Why Social Climbing Shouldn’t Be Your Everything
The concept of status is an interesting one in itself — it is something that only holds value because we as people deem it important. The higher the status, the more power we confer to the person; power is what has tempted countless over the centuries. The higher the status one holds, the more likely we believe the person to be intelligent, strong, diligent and to hold some sort of knowledge or secret that we ourselves have been kept blind to.
We enjoy mingling with those with status in hopes that some of that fortune and success will rub off on us. The truth is that hanging around such an elevated crowd most often does increase your own fortunes — even if only opening your eyes to a world that has been kept outside your means.
We all wish to hold some sort of status, to be successful. It is the one way that in this capitalist world we can say that we did right. It is the one way that we can say that we are survivors and more importantly, that we are winners. Holding a higher status than someone else gives us a feeling of empowerment and importance. It makes us believe that we should be looked up to by those below us on the status ladder and respected for holding such a status.

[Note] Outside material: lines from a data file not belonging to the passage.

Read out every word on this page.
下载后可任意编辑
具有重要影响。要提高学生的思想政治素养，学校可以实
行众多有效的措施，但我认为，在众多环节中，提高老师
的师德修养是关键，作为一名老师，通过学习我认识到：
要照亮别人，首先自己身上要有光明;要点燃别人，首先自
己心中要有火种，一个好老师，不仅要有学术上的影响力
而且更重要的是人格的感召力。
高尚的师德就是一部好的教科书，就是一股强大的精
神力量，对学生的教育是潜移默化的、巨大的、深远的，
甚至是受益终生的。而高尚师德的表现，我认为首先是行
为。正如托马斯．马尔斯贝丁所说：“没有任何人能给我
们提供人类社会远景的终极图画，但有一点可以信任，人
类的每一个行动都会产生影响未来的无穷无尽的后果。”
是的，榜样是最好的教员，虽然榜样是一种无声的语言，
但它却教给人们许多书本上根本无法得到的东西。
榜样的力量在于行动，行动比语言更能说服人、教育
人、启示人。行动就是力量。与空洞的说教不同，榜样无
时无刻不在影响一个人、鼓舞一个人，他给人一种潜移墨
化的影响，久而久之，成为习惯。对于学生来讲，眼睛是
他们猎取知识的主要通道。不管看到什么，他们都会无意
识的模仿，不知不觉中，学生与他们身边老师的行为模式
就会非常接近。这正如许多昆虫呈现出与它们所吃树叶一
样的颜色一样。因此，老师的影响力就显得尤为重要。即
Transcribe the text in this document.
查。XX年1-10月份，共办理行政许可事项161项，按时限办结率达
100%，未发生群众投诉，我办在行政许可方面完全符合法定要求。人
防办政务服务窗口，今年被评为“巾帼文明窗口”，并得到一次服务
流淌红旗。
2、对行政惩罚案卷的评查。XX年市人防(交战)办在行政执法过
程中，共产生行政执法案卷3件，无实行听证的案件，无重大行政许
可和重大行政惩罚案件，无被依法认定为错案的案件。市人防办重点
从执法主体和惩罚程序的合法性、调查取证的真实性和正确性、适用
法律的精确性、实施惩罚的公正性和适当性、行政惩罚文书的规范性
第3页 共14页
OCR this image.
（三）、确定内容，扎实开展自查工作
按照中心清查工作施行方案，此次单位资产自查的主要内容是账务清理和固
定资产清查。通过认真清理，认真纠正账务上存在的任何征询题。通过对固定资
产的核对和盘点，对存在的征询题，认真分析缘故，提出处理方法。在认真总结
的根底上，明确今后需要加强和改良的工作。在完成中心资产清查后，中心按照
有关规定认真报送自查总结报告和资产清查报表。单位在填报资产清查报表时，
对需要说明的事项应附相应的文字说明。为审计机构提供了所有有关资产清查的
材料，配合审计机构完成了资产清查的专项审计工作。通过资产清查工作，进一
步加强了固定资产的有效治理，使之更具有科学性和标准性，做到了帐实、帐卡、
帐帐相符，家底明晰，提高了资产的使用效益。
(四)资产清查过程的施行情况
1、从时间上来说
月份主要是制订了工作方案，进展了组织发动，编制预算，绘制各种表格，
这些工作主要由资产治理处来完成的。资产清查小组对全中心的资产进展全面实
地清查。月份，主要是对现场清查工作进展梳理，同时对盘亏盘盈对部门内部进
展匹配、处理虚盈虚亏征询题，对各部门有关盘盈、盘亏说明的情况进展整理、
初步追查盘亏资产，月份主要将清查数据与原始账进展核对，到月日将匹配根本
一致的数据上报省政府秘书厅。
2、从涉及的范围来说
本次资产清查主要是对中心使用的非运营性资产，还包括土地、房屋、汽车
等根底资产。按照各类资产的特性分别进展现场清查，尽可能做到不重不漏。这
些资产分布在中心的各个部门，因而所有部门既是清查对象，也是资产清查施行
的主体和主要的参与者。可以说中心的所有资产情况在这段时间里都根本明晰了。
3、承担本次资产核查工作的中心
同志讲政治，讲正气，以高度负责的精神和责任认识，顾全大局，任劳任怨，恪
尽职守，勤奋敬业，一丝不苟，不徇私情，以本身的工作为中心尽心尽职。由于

Holding a high status makes us feel noticed; it makes us feel as if we have a place and a purpose. Add these intense feeling of self-righteousness to the financial wealth that most often accompanies higher status and it is no wonder why we all want it for ourselves — or in the very least to be in the presence of someone holding it. We admire those who hold a high social status.
Such a way of thinking has its downsides. It is more than just a way of thinking; it is a way of viewing the world and the people in it. People have more intrinsic value than can be grasped solely from the status they hold. In fact, the most valuable qualities a person has usually aren’t reflected in their social status and their financial prosperity.
There is much value in human interaction itself — in friendship and love — that gets overlooked when we first come to meet someone new. If you only spend 30 seconds talking to a person, you never get past their Rolodex of success stories and entrepreneurial endeavors. You may find out about the projects they are undertaking or even their vacation plans, but it is not possible to figure out if a more meaningful relationship could possibly take fruit within the first 2 minutes of introduction.
In order to discern whether or not a person has value past the status they hold, we must not drop the conversation as soon as we realize they work in retail. It is not the status a person holds at the moment that matters — it’s the status, or lack of, that they wish to hold in the future. The wants and dreams of a person, as well as their personality and character, are what really matter.
Nevertheless, there are times that we feel that we do not need another friend, that we do not need to talk to a person that cannot help us along our way to success and to a higher social status. But then you have to stop and think… is there ever a time that we could not use another friend? Is it not a shame to miss out on the opportunity of creating a relationship that could possibly last for years and help you in areas that social status cannot touch?
Every person deserves to be given a chance, no matter his status. Giving up on a conversation for the reason of not believing that our status could benefit from the act is stupid. There is more to human interaction than the hopes of attaining higher levels of social praise. Thinking otherwise is simply ignorant.